改訂新版 世界大百科事典 の解説
シクロテトラメチレンテトラニトラミン
cyclotetramethylenetetranitramine
HMX,オクトーゲンとも呼ばれる。シクロトリメチレントリニトラミン(RDX)とよく似ており,無水酢酸法でRDXを製造する際にわずかに副生する。製造条件によってはHMXの収率を高めることができる。無色の結晶で,α,β,γ,δの4種の結晶形があるが,β型が安定で衝撃に対しても比較的鈍感なので,β-HMXが高性能耐熱爆薬の主成分として用いられる。爆速は比重1.89のとき9110m/sで,実用爆薬のなかでは最高である。
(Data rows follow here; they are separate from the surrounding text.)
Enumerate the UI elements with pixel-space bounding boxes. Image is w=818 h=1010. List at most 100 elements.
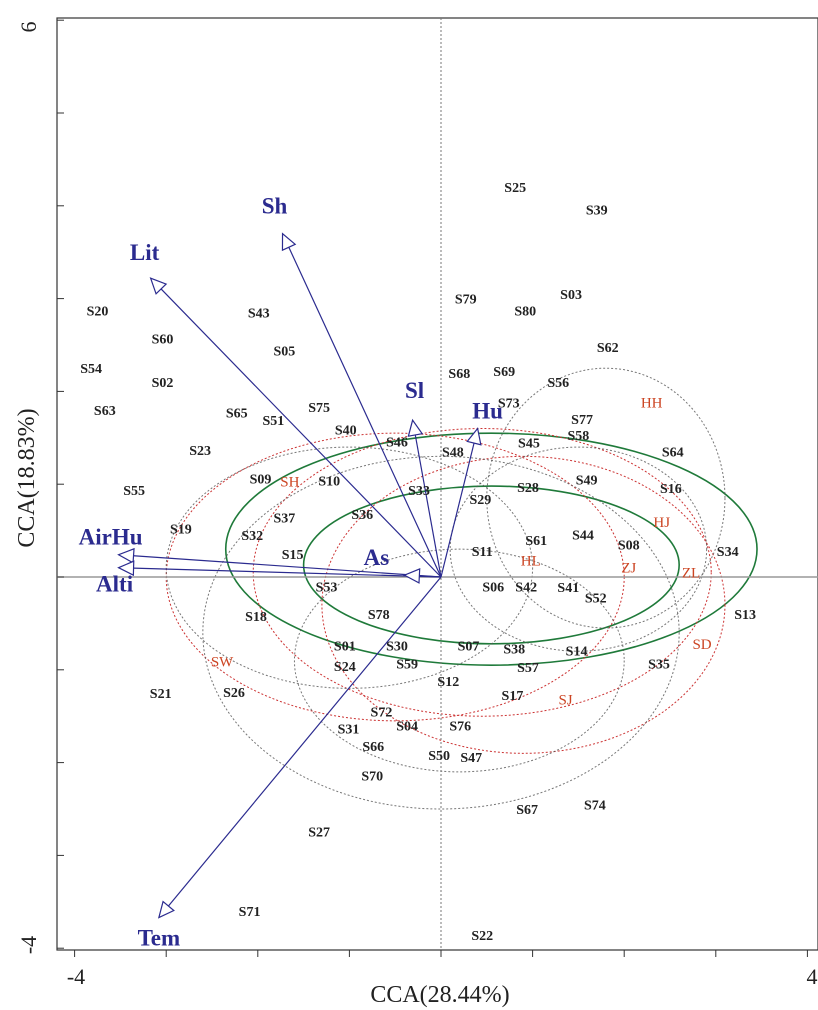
site-label-s54: S54 — [80, 362, 102, 377]
green-group-ellipse — [224, 432, 758, 666]
site-label-s52: S52 — [585, 591, 607, 606]
group-ellipses — [165, 367, 758, 810]
site-label-s34: S34 — [717, 545, 739, 560]
site-label-s20: S20 — [87, 305, 109, 320]
vector-label-as: As — [364, 545, 390, 570]
site-label-s40: S40 — [335, 423, 357, 438]
group-label-sw: SW — [211, 654, 234, 670]
site-label-s41: S41 — [557, 581, 579, 596]
site-label-s65: S65 — [226, 407, 248, 422]
site-label-s12: S12 — [437, 675, 459, 690]
site-label-s21: S21 — [150, 687, 172, 702]
site-label-s24: S24 — [334, 660, 356, 675]
vector-arrowhead-tem — [157, 900, 175, 919]
plot-frame — [56, 17, 818, 951]
site-label-s49: S49 — [576, 474, 598, 489]
site-label-s64: S64 — [662, 446, 684, 461]
site-label-s56: S56 — [547, 376, 569, 391]
site-label-s57: S57 — [517, 661, 539, 676]
site-label-s04: S04 — [396, 719, 418, 734]
site-label-s58: S58 — [568, 429, 590, 444]
site-label-s67: S67 — [516, 803, 538, 818]
vector-label-hu: Hu — [472, 399, 503, 424]
site-label-s28: S28 — [517, 481, 539, 496]
site-label-s17: S17 — [502, 689, 524, 704]
site-label-s26: S26 — [223, 686, 245, 701]
site-label-s66: S66 — [362, 740, 384, 755]
group-label-hj: HJ — [653, 515, 670, 531]
site-label-s38: S38 — [503, 642, 525, 657]
site-label-s61: S61 — [525, 534, 547, 549]
site-label-s45: S45 — [518, 436, 540, 451]
site-label-s53: S53 — [316, 580, 338, 595]
y-tick-max-label: 6 — [16, 22, 41, 33]
site-label-s22: S22 — [471, 929, 493, 944]
x-axis-title: CCA(28.44%) — [370, 982, 509, 1008]
site-label-s44: S44 — [572, 528, 594, 543]
group-label-hl: HL — [521, 553, 541, 569]
group-label-hh: HH — [641, 396, 663, 412]
group-label-sj: SJ — [558, 692, 572, 708]
vector-label-lit: Lit — [130, 240, 160, 265]
site-label-s48: S48 — [442, 446, 464, 461]
site-label-s37: S37 — [273, 512, 295, 527]
grey-group-ellipse — [486, 367, 726, 629]
group-labels: HH SH HJ ZJ ZL HL SD SW SJ — [211, 396, 712, 709]
vector-label-sh: Sh — [262, 194, 288, 219]
site-label-s01: S01 — [334, 640, 356, 655]
y-tick-min-label: -4 — [16, 936, 41, 954]
group-label-zl: ZL — [682, 565, 700, 581]
site-label-s09: S09 — [250, 473, 272, 488]
site-label-s02: S02 — [152, 376, 174, 391]
vector-arrowhead-as — [402, 568, 421, 584]
vector-line-lit — [160, 288, 442, 578]
site-label-s76: S76 — [449, 719, 471, 734]
site-label-s75: S75 — [308, 401, 330, 416]
site-label-s80: S80 — [514, 305, 536, 320]
site-label-s13: S13 — [734, 608, 756, 623]
site-label-s08: S08 — [618, 539, 640, 554]
site-label-s25: S25 — [504, 181, 526, 196]
site-label-s60: S60 — [152, 333, 174, 348]
x-tick-max-label: 4 — [807, 964, 818, 989]
site-label-s06: S06 — [482, 580, 504, 595]
vector-line-sh — [288, 247, 442, 578]
vector-line-tem — [167, 576, 442, 907]
site-label-s39: S39 — [586, 204, 608, 219]
site-label-s11: S11 — [472, 545, 493, 560]
group-label-zj: ZJ — [621, 561, 636, 577]
group-label-sd: SD — [692, 637, 711, 653]
site-label-s63: S63 — [94, 404, 116, 419]
site-label-s78: S78 — [368, 608, 390, 623]
site-label-s42: S42 — [515, 580, 537, 595]
site-label-s16: S16 — [660, 482, 682, 497]
vector-arrowhead-sl — [407, 418, 424, 437]
site-label-s59: S59 — [396, 657, 418, 672]
site-label-s68: S68 — [448, 367, 470, 382]
site-label-s07: S07 — [458, 640, 480, 655]
vector-label-airhu: AirHu — [79, 525, 143, 550]
site-label-s43: S43 — [248, 307, 270, 322]
grey-group-ellipse — [202, 455, 680, 810]
vector-arrowhead-hu — [466, 427, 482, 446]
red-group-ellipse — [321, 455, 726, 754]
y-axis-title: CCA(18.83%) — [14, 408, 40, 547]
site-label-s33: S33 — [408, 484, 430, 499]
red-group-ellipse — [252, 428, 712, 717]
vector-arrowhead-sh — [281, 232, 297, 252]
x-tick-min-label: -4 — [67, 964, 85, 989]
vector-label-alti: Alti — [96, 572, 134, 597]
site-label-s30: S30 — [386, 640, 408, 655]
vector-line-as — [419, 575, 442, 578]
environment-vectors: Sh Lit Sl Hu AirHu Alti As Tem — [79, 194, 504, 951]
site-label-s77: S77 — [571, 413, 593, 428]
grey-group-ellipse — [293, 548, 625, 773]
site-label-s73: S73 — [498, 397, 520, 412]
vector-label-sl: Sl — [405, 378, 424, 403]
site-labels: S25 S39 S03 S79 S80 S20 S43 S60 S62 S05 S68 S69 S54 S… — [80, 181, 756, 944]
vector-arrowhead-alti — [117, 560, 135, 577]
site-label-s69: S69 — [493, 365, 515, 380]
site-label-s62: S62 — [597, 341, 619, 356]
axis-ticks — [57, 19, 808, 957]
vector-line-sl — [414, 434, 442, 578]
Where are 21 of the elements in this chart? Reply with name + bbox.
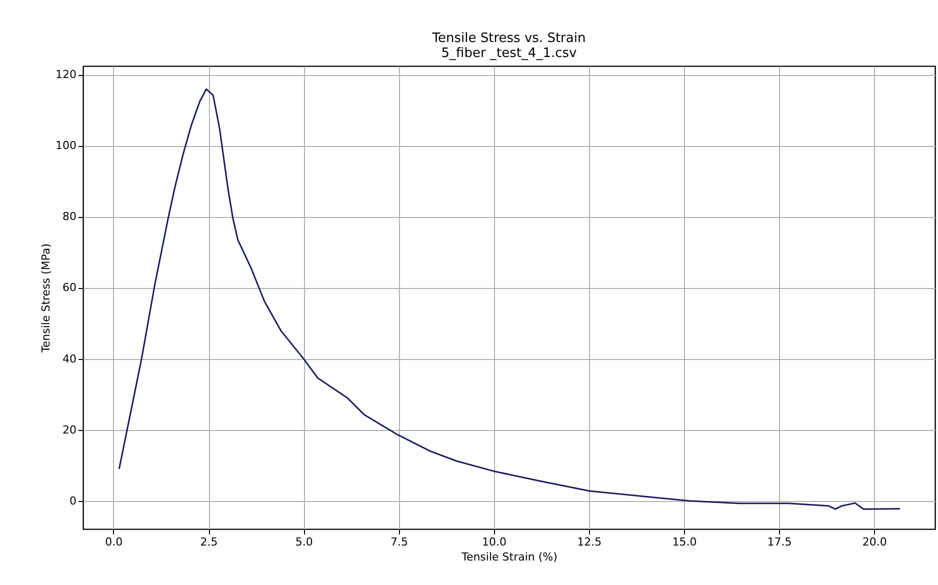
y-tick-label: 0 <box>70 494 76 508</box>
chart-title: Tensile Stress vs. Strain <box>431 31 586 46</box>
x-tick-label: 15.0 <box>672 536 697 548</box>
x-tick-label: 5.0 <box>295 536 313 548</box>
y-axis-title: Tensile Stress (MPa) <box>40 244 53 354</box>
y-tick-label: 60 <box>62 281 76 294</box>
x-tick-label: 2.5 <box>200 536 218 548</box>
x-tick-label: 20.0 <box>862 536 887 548</box>
x-tick-label: 10.0 <box>482 536 507 548</box>
chart-subtitle: 5_fiber _test_4_1.csv <box>441 46 578 61</box>
x-axis-title: Tensile Strain (%) <box>460 550 558 564</box>
x-tick-label: 0.0 <box>105 536 123 548</box>
y-tick-label: 20 <box>62 423 76 436</box>
x-tick-label: 17.5 <box>767 536 792 548</box>
y-tick-label: 80 <box>62 210 76 224</box>
x-tick-label: 12.5 <box>577 536 602 548</box>
y-tick-label: 40 <box>62 352 76 366</box>
y-tick-label: 100 <box>56 139 76 152</box>
line-series <box>118 88 901 510</box>
y-tick-label: 120 <box>56 68 76 82</box>
x-tick-label: 7.5 <box>390 536 408 548</box>
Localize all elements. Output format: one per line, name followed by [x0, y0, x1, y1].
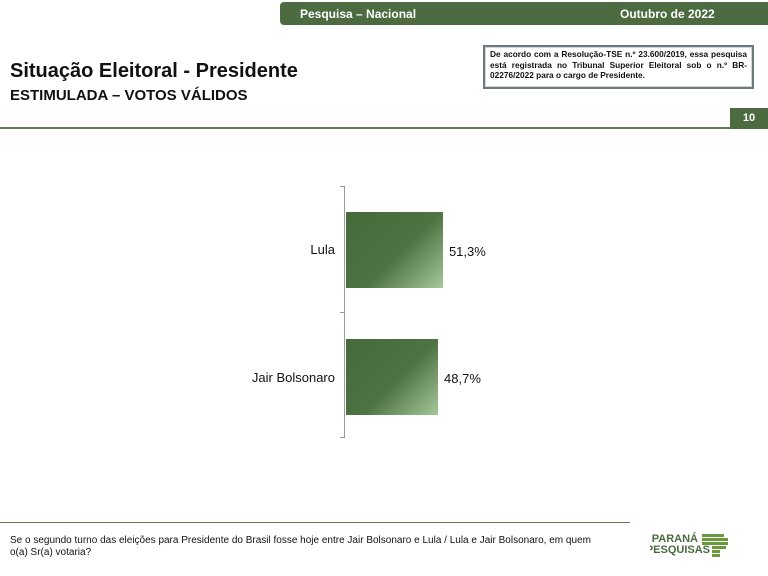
- category-label-bolsonaro: Jair Bolsonaro: [251, 370, 335, 385]
- axis-tick: [340, 437, 345, 438]
- parana-pesquisas-logo: PARANÁ PESQUISAS: [650, 532, 728, 557]
- survey-scope: Pesquisa – Nacional: [300, 7, 417, 21]
- header-bar: Pesquisa – Nacional Outubro de 2022: [280, 2, 768, 25]
- tse-registration: BR-02276/2022: [490, 59, 747, 81]
- svg-text:PESQUISAS: PESQUISAS: [650, 544, 710, 556]
- tse-text: De acordo com a Resolução-TSE n.º 23.600…: [490, 49, 747, 70]
- page-subtitle: ESTIMULADA – VOTOS VÁLIDOS: [10, 87, 248, 104]
- survey-date: Outubro de 2022: [620, 7, 715, 21]
- survey-question: Se o segundo turno das eleições para Pre…: [10, 535, 591, 558]
- tse-notice: De acordo com a Resolução-TSE n.º 23.600…: [483, 45, 754, 89]
- axis-tick: [340, 312, 345, 313]
- value-label-bolsonaro: 48,7%: [444, 371, 481, 386]
- page-title: Situação Eleitoral - Presidente: [10, 60, 298, 82]
- value-label-lula: 51,3%: [448, 244, 486, 259]
- divider: [0, 127, 730, 129]
- page-number: 10: [730, 108, 768, 129]
- svg-text:PARANÁ: PARANÁ: [652, 532, 698, 545]
- tse-text-end: para o cargo de Presidente.: [533, 70, 645, 80]
- bar-lula: [346, 212, 443, 288]
- axis-tick: [340, 186, 345, 187]
- category-label-lula: Lula: [310, 242, 335, 257]
- footer-divider: [0, 522, 630, 523]
- bar-bolsonaro: [346, 339, 439, 415]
HMXを主成分とした爆薬にはLX-04,LX-09,LX-14,オクトール,PBX-9407,PBX-9501などがある。
ヘキサメチレンテトラミン(ウロトロピン)の酢酸溶液と硝酸アンモニウムの硝酸溶液を,酢酸,無水酢酸およびパラホルムアルデヒドの混合液に加え,反応混合物を熱水で希釈し,沸騰して不純物を分解した後,冷却,ろ過,水洗してから,アセトンで再結晶すると99%β-HMXが得られる。